The small town of Perdekop, meaning 'horse hill' in Afrikaans, is 1889 metres above sea level and owes its name to an environmental oddity that occurred in the days when horse sickness prevailed. The hill was the only high-lying place that was free of the dreaded horse sickness. Farmers would bring their horses to the hill when the disease broke out in the lower lying areas of the region. To this day, horse outrides and horse riding are done in the nearby hills.
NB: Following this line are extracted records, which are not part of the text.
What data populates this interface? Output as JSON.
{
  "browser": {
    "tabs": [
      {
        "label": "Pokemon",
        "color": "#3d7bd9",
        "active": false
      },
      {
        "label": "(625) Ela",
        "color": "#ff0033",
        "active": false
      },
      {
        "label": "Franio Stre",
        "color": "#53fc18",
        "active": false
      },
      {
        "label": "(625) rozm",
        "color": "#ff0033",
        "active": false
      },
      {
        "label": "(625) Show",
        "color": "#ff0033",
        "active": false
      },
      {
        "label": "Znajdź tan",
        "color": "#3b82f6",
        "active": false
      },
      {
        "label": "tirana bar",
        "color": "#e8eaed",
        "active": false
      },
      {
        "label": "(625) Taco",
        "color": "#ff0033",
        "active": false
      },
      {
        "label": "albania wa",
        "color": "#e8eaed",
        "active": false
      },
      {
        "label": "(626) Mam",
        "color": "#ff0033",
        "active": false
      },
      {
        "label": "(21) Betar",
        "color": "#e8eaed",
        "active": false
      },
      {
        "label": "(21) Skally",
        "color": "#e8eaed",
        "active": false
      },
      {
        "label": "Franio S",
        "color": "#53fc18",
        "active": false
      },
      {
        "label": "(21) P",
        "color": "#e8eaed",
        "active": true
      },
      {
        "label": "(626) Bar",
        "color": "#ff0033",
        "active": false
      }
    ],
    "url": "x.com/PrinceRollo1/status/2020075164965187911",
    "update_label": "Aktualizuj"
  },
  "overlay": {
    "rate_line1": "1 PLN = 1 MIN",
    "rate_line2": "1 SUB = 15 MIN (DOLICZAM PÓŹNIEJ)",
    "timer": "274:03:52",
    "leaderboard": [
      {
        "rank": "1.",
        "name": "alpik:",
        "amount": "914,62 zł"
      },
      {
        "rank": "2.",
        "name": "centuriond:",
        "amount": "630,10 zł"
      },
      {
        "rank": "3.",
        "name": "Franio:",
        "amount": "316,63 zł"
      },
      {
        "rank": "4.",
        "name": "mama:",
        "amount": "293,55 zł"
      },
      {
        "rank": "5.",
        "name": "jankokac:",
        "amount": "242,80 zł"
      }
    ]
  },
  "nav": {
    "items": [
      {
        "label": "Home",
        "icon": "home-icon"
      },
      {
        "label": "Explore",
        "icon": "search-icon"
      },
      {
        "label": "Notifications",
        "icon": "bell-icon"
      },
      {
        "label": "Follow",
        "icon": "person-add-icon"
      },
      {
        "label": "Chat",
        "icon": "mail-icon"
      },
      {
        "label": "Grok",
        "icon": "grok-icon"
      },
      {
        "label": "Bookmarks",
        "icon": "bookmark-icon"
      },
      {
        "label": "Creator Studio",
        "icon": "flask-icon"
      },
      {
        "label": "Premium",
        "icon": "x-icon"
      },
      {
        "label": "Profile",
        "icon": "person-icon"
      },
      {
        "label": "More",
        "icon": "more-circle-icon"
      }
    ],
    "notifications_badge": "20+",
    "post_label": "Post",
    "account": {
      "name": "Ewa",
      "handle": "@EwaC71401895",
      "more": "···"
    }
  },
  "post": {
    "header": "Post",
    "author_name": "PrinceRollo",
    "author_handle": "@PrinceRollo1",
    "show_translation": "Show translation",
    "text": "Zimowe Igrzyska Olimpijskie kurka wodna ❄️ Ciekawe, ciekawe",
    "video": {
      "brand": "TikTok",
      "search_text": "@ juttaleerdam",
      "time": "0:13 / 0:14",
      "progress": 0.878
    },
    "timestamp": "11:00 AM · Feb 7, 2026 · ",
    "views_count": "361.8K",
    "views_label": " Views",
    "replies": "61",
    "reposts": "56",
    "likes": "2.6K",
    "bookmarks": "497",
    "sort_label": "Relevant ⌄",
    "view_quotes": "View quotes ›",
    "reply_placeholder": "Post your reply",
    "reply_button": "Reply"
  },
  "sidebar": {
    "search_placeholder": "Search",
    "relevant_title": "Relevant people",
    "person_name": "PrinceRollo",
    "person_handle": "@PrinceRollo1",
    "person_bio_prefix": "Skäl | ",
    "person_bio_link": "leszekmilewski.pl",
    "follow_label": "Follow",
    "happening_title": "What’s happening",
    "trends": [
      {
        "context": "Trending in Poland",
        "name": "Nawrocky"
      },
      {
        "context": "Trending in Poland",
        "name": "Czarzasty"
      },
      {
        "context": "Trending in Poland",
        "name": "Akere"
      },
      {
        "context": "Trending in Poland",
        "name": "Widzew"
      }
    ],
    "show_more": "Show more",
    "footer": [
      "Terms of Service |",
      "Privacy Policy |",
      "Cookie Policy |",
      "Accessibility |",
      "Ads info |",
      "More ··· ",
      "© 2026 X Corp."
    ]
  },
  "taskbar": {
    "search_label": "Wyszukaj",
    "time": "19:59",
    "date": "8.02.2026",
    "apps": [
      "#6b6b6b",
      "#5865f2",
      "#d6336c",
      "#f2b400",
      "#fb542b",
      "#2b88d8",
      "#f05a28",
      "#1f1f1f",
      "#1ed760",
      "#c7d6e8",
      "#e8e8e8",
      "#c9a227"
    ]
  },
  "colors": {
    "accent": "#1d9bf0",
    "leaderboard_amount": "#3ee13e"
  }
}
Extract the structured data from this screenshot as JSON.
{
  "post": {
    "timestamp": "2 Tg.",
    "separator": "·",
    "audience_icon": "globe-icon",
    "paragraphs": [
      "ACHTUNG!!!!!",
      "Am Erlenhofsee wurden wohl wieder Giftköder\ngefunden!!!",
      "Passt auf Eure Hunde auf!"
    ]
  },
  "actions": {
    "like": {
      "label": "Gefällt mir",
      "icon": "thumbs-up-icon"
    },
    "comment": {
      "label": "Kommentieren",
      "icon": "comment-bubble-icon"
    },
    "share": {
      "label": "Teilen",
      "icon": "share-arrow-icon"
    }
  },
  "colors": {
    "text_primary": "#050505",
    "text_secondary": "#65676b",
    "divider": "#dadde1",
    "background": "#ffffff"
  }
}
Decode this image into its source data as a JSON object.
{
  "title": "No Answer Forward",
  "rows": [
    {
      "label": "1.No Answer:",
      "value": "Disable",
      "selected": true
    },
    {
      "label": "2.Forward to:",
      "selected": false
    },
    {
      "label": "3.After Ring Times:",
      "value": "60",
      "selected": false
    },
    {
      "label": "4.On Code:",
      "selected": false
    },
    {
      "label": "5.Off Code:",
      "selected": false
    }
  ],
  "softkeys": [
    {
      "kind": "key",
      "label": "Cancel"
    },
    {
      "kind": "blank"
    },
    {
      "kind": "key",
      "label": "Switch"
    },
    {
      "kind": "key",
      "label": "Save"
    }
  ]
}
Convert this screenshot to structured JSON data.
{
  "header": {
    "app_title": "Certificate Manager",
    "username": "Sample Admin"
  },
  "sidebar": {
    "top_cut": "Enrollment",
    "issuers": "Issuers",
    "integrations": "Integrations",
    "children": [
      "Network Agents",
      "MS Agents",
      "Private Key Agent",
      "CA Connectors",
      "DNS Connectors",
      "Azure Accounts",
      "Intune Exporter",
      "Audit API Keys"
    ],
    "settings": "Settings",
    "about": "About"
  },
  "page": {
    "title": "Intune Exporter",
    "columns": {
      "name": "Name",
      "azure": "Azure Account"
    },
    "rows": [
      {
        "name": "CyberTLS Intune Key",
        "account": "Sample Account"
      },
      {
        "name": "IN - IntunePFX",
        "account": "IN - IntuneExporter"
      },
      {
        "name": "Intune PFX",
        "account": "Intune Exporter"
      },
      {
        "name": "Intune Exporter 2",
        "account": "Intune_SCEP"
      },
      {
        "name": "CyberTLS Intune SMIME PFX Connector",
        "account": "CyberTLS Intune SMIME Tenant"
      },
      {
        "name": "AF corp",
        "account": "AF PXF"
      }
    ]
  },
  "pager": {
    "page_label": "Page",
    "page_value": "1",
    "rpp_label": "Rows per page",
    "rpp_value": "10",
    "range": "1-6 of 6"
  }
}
The most fascinating point of interest in the area – on a dirt road between Perdekop and Volksrust near Klip River - is Oom Gert Van Der Westhuizen's private Roodedraai Museum. The former teacher has reconstructed an old school building into a historic village, complete with a general store, school house, post office and restaurant. His most prized possession is a letter penned by Sir Winston Churchill, but on the shelves of this private museum you will find thousands of artifacts dating back to before the Anglo-Boer War. Gert is a passionate historian who has also written a book about the said war within the Traansvaal region, which is now known as Mpumalanga.

Among his many historical objects you will find a stone where Dingaan’s impis sharpened their spears, medicine bottles and other artifacts dug up from the British concentration camps, as well as weapons and military uniforms displayed alongside Singer sewing machines and antique books. Gert owns one of the largest collections of Anglo-Boer War memorabilia in the country and over the years his collection has grown as he visits auctions and many visitors donate some of their treasures to add to his extensive displays. It’s an educational trip that marvels both children and adults.